Furthermore, we observe that small adjustments of the two parameters \( \alpha \) and \( \kappa \) entail a significant impact on the number of overall infections. Among others we already proved that if the power law exponent (and \( \kappa \) as well) is assumed to be some large constant, then even a very aggressive epidemic with \( \gamma = 100\,\% \) will affect no more than a polylogarithmic number of the population. Our findings now back up these observations.

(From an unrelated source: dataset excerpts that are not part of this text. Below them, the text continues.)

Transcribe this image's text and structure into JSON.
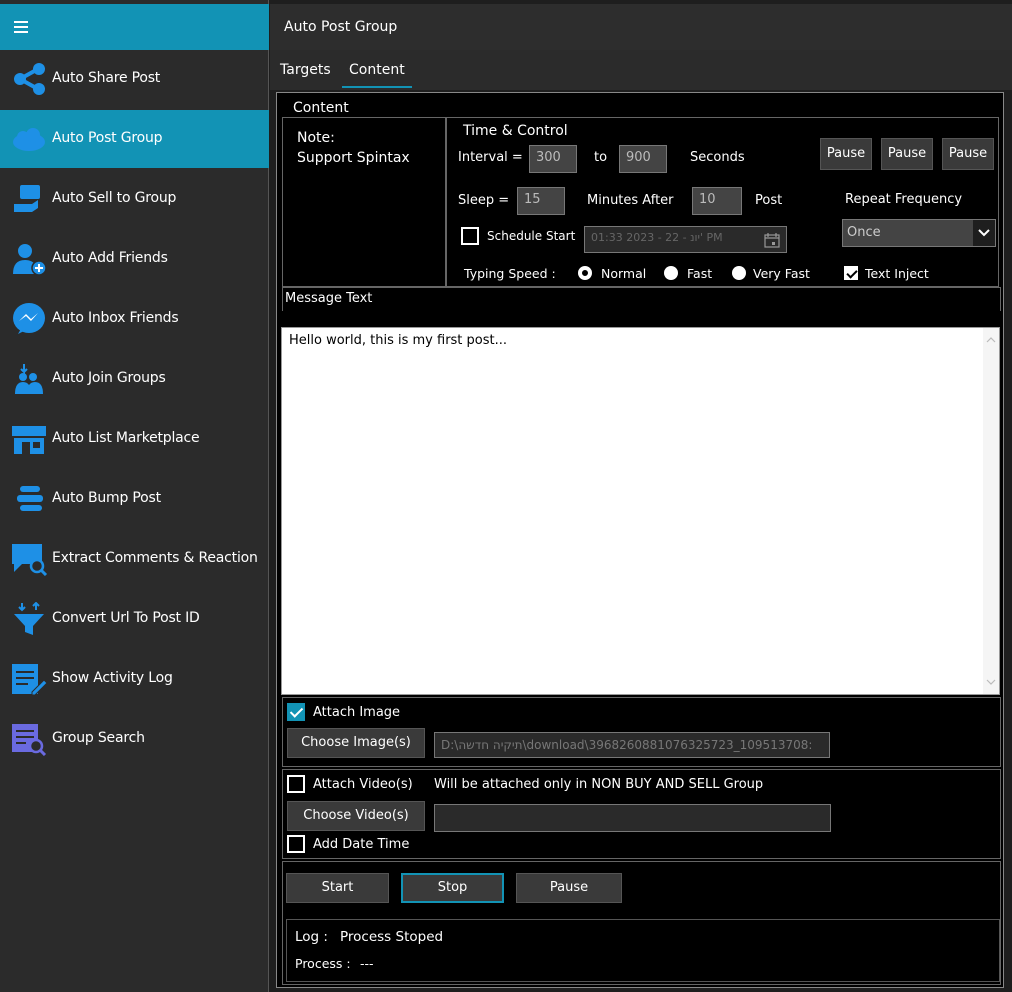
{
  "sidebar": {
    "items": [
      {
        "label": "Auto Share Post",
        "icon": "share-icon"
      },
      {
        "label": "Auto Post Group",
        "icon": "cloud-group-icon"
      },
      {
        "label": "Auto Sell to Group",
        "icon": "sell-icon"
      },
      {
        "label": "Auto Add Friends",
        "icon": "add-friend-icon"
      },
      {
        "label": "Auto Inbox Friends",
        "icon": "messenger-icon"
      },
      {
        "label": "Auto Join Groups",
        "icon": "join-group-icon"
      },
      {
        "label": "Auto List Marketplace",
        "icon": "store-icon"
      },
      {
        "label": "Auto Bump Post",
        "icon": "bump-icon"
      },
      {
        "label": "Extract Comments & Reaction",
        "icon": "comment-search-icon"
      },
      {
        "label": "Convert Url To Post ID",
        "icon": "funnel-icon"
      },
      {
        "label": "Show Activity Log",
        "icon": "activity-log-icon"
      },
      {
        "label": "Group Search",
        "icon": "group-search-icon"
      }
    ],
    "active_index": 1
  },
  "header": {
    "title": "Auto Post Group"
  },
  "tabs": [
    {
      "label": "Targets"
    },
    {
      "label": "Content"
    }
  ],
  "content": {
    "section_title": "Content",
    "note_label": "Note:",
    "note_text": "Support Spintax",
    "time_control": {
      "title": "Time & Control",
      "interval_label": "Interval =",
      "interval_from": "300",
      "to_label": "to",
      "interval_to": "900",
      "seconds_label": "Seconds",
      "sleep_label": "Sleep =",
      "sleep_value": "15",
      "minutes_after_label": "Minutes After",
      "post_count": "10",
      "post_label": "Post",
      "pause_buttons": [
        "Pause",
        "Pause",
        "Pause"
      ],
      "repeat_label": "Repeat Frequency",
      "repeat_value": "Once",
      "schedule_label": "Schedule Start",
      "schedule_value": "01:33 2023 - 22 - יונ' PM",
      "typing_speed_label": "Typing Speed :",
      "speed_options": [
        "Normal",
        "Fast",
        "Very Fast"
      ],
      "text_inject_label": "Text Inject"
    },
    "message_label": "Message Text",
    "message_text": "Hello world, this is my first post...",
    "attach_image_label": "Attach Image",
    "choose_image_label": "Choose Image(s)",
    "image_path": "D:\\תיקיה חדשה\\download\\3968260881076325723_109513708:",
    "attach_video_label": "Attach Video(s)",
    "video_note": "Will be attached only in NON BUY AND SELL Group",
    "choose_video_label": "Choose Video(s)",
    "video_path": "",
    "add_datetime_label": "Add Date Time",
    "start_label": "Start",
    "stop_label": "Stop",
    "pause_label": "Pause",
    "log_label": "Log :",
    "log_value": "Process Stoped",
    "process_label": "Process :",
    "process_value": "---"
  },
  "colors": {
    "accent": "#1293b5",
    "background": "#000000",
    "sidebar": "#2b2b2b"
  }
}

In conclusion, we showed the impact of different countermeasures on the behavior of a population w.r.t. our model. Although some complexity of the real world is lacking, the similarities to real-world observations are still present. Starting with settings for the environment, and therefore implicitly the individuals’ behavior, based on real-world observations, relatively low level countermeasures were sufficient to embank or at least significantly suppress an outbreak. Essentially the same properties were already observed in reality (cf. [18]). This underlines the importance of behavioral and environmental models based on power law distributions.

4 Conclusions

Agent based simulators offer various possibilities to perform very detailed experiments. However, the parameters used in these experiments highly influence the results one might obtain. As we have seen, even the number of agents has a significant impact on the quality of the results. This includes the reliability of different simulation runs with an identical parameter setting. By using the right parameter settings and a proper number of agents, it is possible to approximate the course of a disease as observed in the real world. Furthermore, our experiments indicate that the algorithmic framework presented in this paper is able to describe, to some extent, the impact of certain non-pharmaceutical countermeasures on the behavior of an epidemic.